Unione europea e minoranze linguistiche
La situazione negli anni Ottanta si era dunque capovolta:
l’inglese, che tutti i linguisti davano per vincente, anzi,
stravincente, in realtà era rimasto imprigionato, in questa sua
corsa al dominio linguistico mondiale, proprio nelle pieghe
burocratiche dell’Unione europea, che promuoveva l’uso, su un
piano più generale, di tutte le lingue comunitarie, e su quello
più particolare di alcune, comunque sempre nel rispetto del
concetto di pluralità. Aggiungo che l’Unione europea dispone anche
di un ufficio che si occupa delle minoranze linguistiche e cioè di
quelle lingue che non hanno lo status di lingua nazionale. E qui
comprendiamo meglio il vero significato della politica linguistica
comunitaria. Essa non è stata ispirata ad una ovviamente
immotivata anglofobia (o americanofobia), né a giudizi o
pregiudizi politici. Il cambiamento di tendenza dal monolinguismo
come L2 (la lingua straniera che apprendiamo) al plurilinguismo di
varie L2 è dovuto allo spirito dell’Unione europea, che è quello
appunto di unire l’Europa, ma salvaguardandone le specificità
nazionali. In altre parole, come nessun paese che diventi membro
dell’Ue deve perdere la propria identità politica ed economica, ma
deve armonizzarsi a quella sovrannazionale della Comunità, così
nessuna lingua deve essere considerata minore rispetto ad altre.
Dal danese al greco, dal francese all’inglese, dall’italiano al
finlandese, tutte le lingue godono di pari dignità. In questo
contesto non è più ammissibile il predominio di una lingua sulle
altre. Naturalmente restano nell’uso comune le lingue di più
generale comunicazione, questo è logico ed auspicabile, ma
l’importante è stabilire ed applicare il principio che come
esistono culture singole, così esistono le lingue in cui esse si
esprimono.
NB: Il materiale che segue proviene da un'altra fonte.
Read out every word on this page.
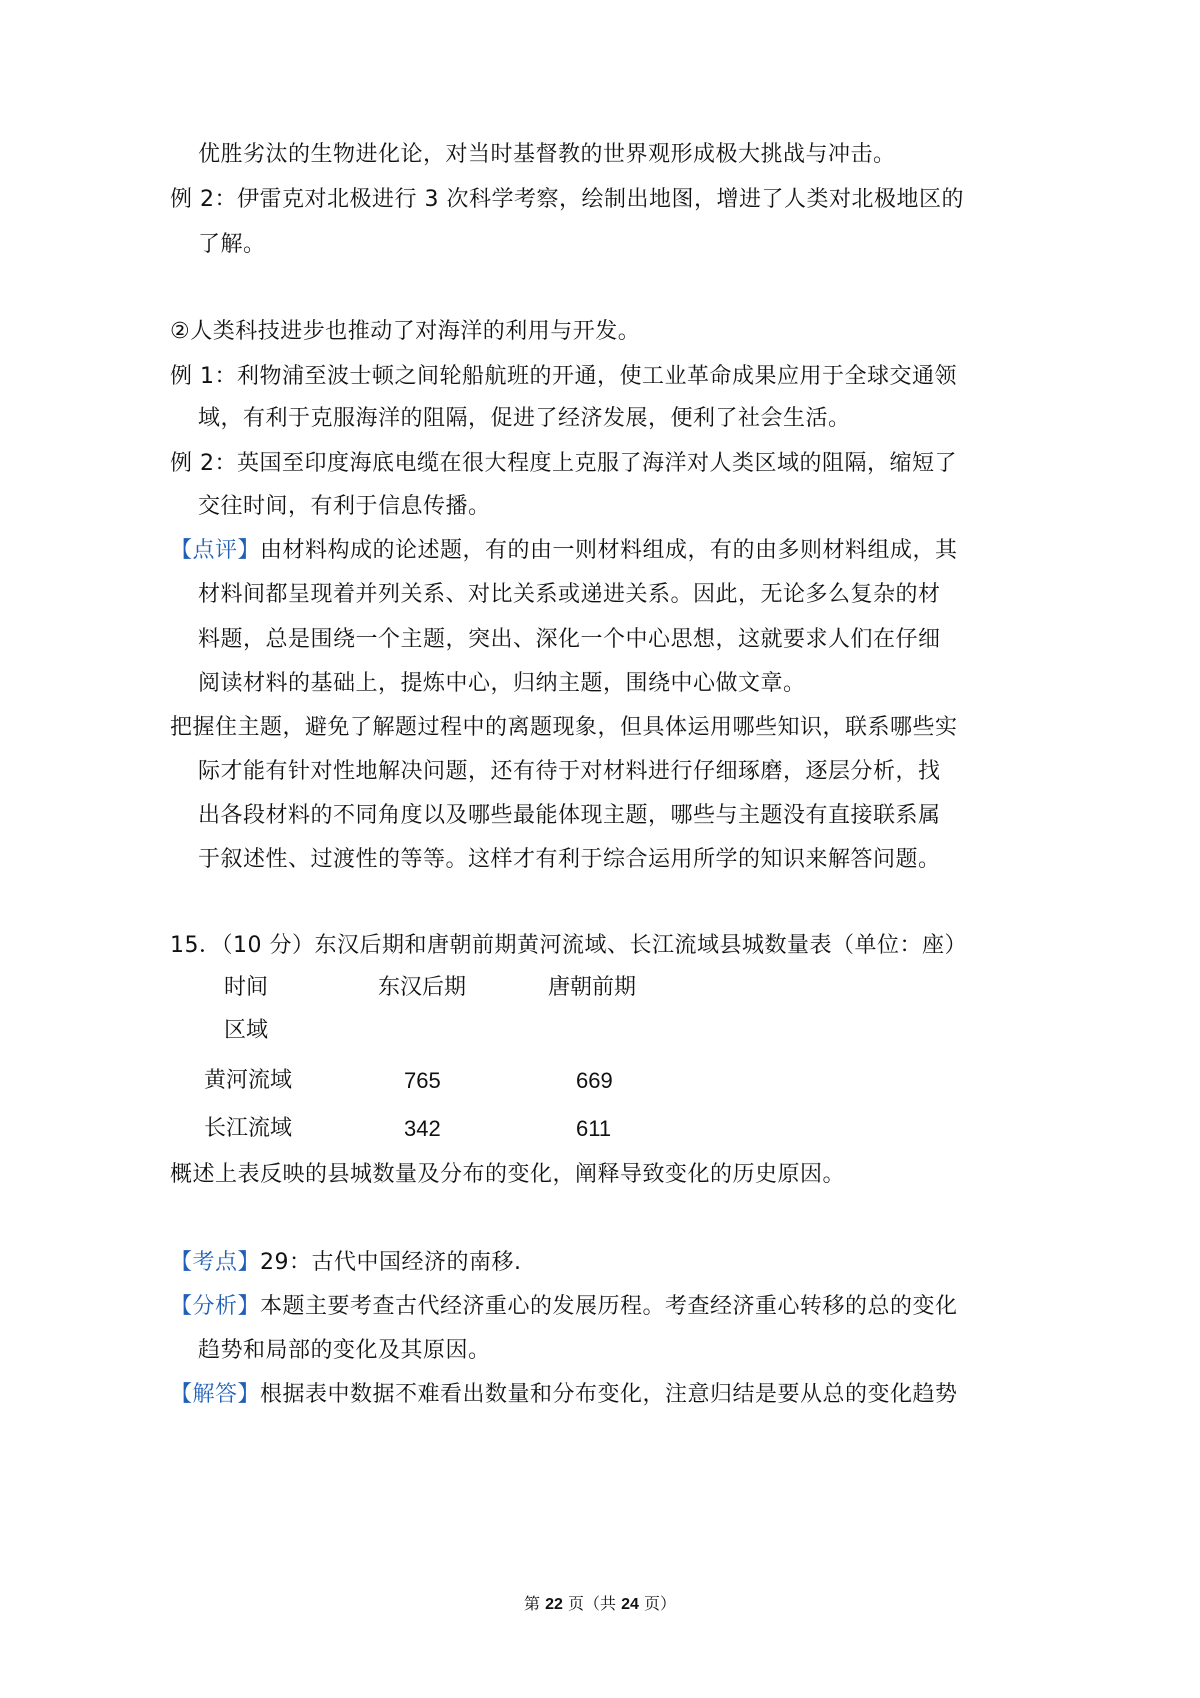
优胜劣汰的生物进化论，对当时基督教的世界观形成极大挑战与冲击。
例 2：伊雷克对北极进行 3 次科学考察，绘制出地图，增进了人类对北极地区的
了解。
②人类科技进步也推动了对海洋的利用与开发。
例 1：利物浦至波士顿之间轮船航班的开通，使工业革命成果应用于全球交通领
域，有利于克服海洋的阻隔，促进了经济发展，便利了社会生活。
例 2：英国至印度海底电缆在很大程度上克服了海洋对人类区域的阻隔，缩短了
交往时间，有利于信息传播。
【点评】由材料构成的论述题，有的由一则材料组成，有的由多则材料组成，其
材料间都呈现着并列关系、对比关系或递进关系。因此，无论多么复杂的材
料题，总是围绕一个主题，突出、深化一个中心思想，这就要求人们在仔细
阅读材料的基础上，提炼中心，归纳主题，围绕中心做文章。
把握住主题，避免了解题过程中的离题现象，但具体运用哪些知识，联系哪些实
际才能有针对性地解决问题，还有待于对材料进行仔细琢磨，逐层分析，找
出各段材料的不同角度以及哪些最能体现主题，哪些与主题没有直接联系属
于叙述性、过渡性的等等。这样才有利于综合运用所学的知识来解答问题。
15．（10 分）东汉后期和唐朝前期黄河流域、长江流域县城数量表（单位：座）
时间	东汉后期	唐朝前期
区域
黄河流域	765	669
长江流域	342	611
概述上表反映的县城数量及分布的变化，阐释导致变化的历史原因。
【考点】29：古代中国经济的南移.
【分析】本题主要考查古代经济重心的发展历程。考查经济重心转移的总的变化
趋势和局部的变化及其原因。
【解答】根据表中数据不难看出数量和分布变化，注意归结是要从总的变化趋势
第 22 页（共 24 页）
Le lingue forti non devono opprimere, schiacciare
quelle più deboli, il cui uso va anzi promosso a livello locale.
In realtà, l’ideale sarebbe di giungere ad una forma di
sussidiarietà linguistica che abbia come primo livello addirittura
il dialetto, ricchezza e patrimonio culturale che nell’Europa
comunitaria è assolutamente necessario difendere.
C’era un tempo in cui in Italia era vietato, in atti pubblici,
usare lingue altre dall’italiano. Questo limitava il dialetto al
ruolo di parente povero di cui dovevamo vergognarci. Oggi per
fortuna queste lingue tagliate, per riprendere il titolo di un
famoso saggio, sono tornate ad essere considerate come una
ricchezza comune. Se potessimo applicare in toto la sussidiarietà
(uso questo termine, per evitare, ovviamemnte, l’orrendo
devolution) dovremmo dunque accettare l’uso del dialetto al
livello più basso (inteso in senso della prima lingua parlata). Ad
esempio non sarebbe affatto strano se in una riunione di consiglio
comunale si parlasse il dialetto del paese, mentre al Parlamento
regionale si potrebbe usare l’italiano regionale, che è la somma
dei vari dialetti locali, e in quello nazionale ovviamente si farà
ricorso all’italiano. Al tempo stesso dovremmo ulteriormente
proteggere ed aiutare a diffondersi nelle scuole le alloglossie,
di cui l’Italia in particolare è molto ricca. Le querelles tra
italofoni e germanofoni o francofoni o slovenofoni dovrebbero
cessare e per farle cessare basta ribadire che non esiste una sola
lingua predominante (il bilinguismo è per fortuna sancito per
legge in molte, ma non in tutte le zone alloglotte), aggiungerei
politicamente e culturalmente predominante, ma che il cittadino
può, con uguale dignità, esprimersi in più lingue.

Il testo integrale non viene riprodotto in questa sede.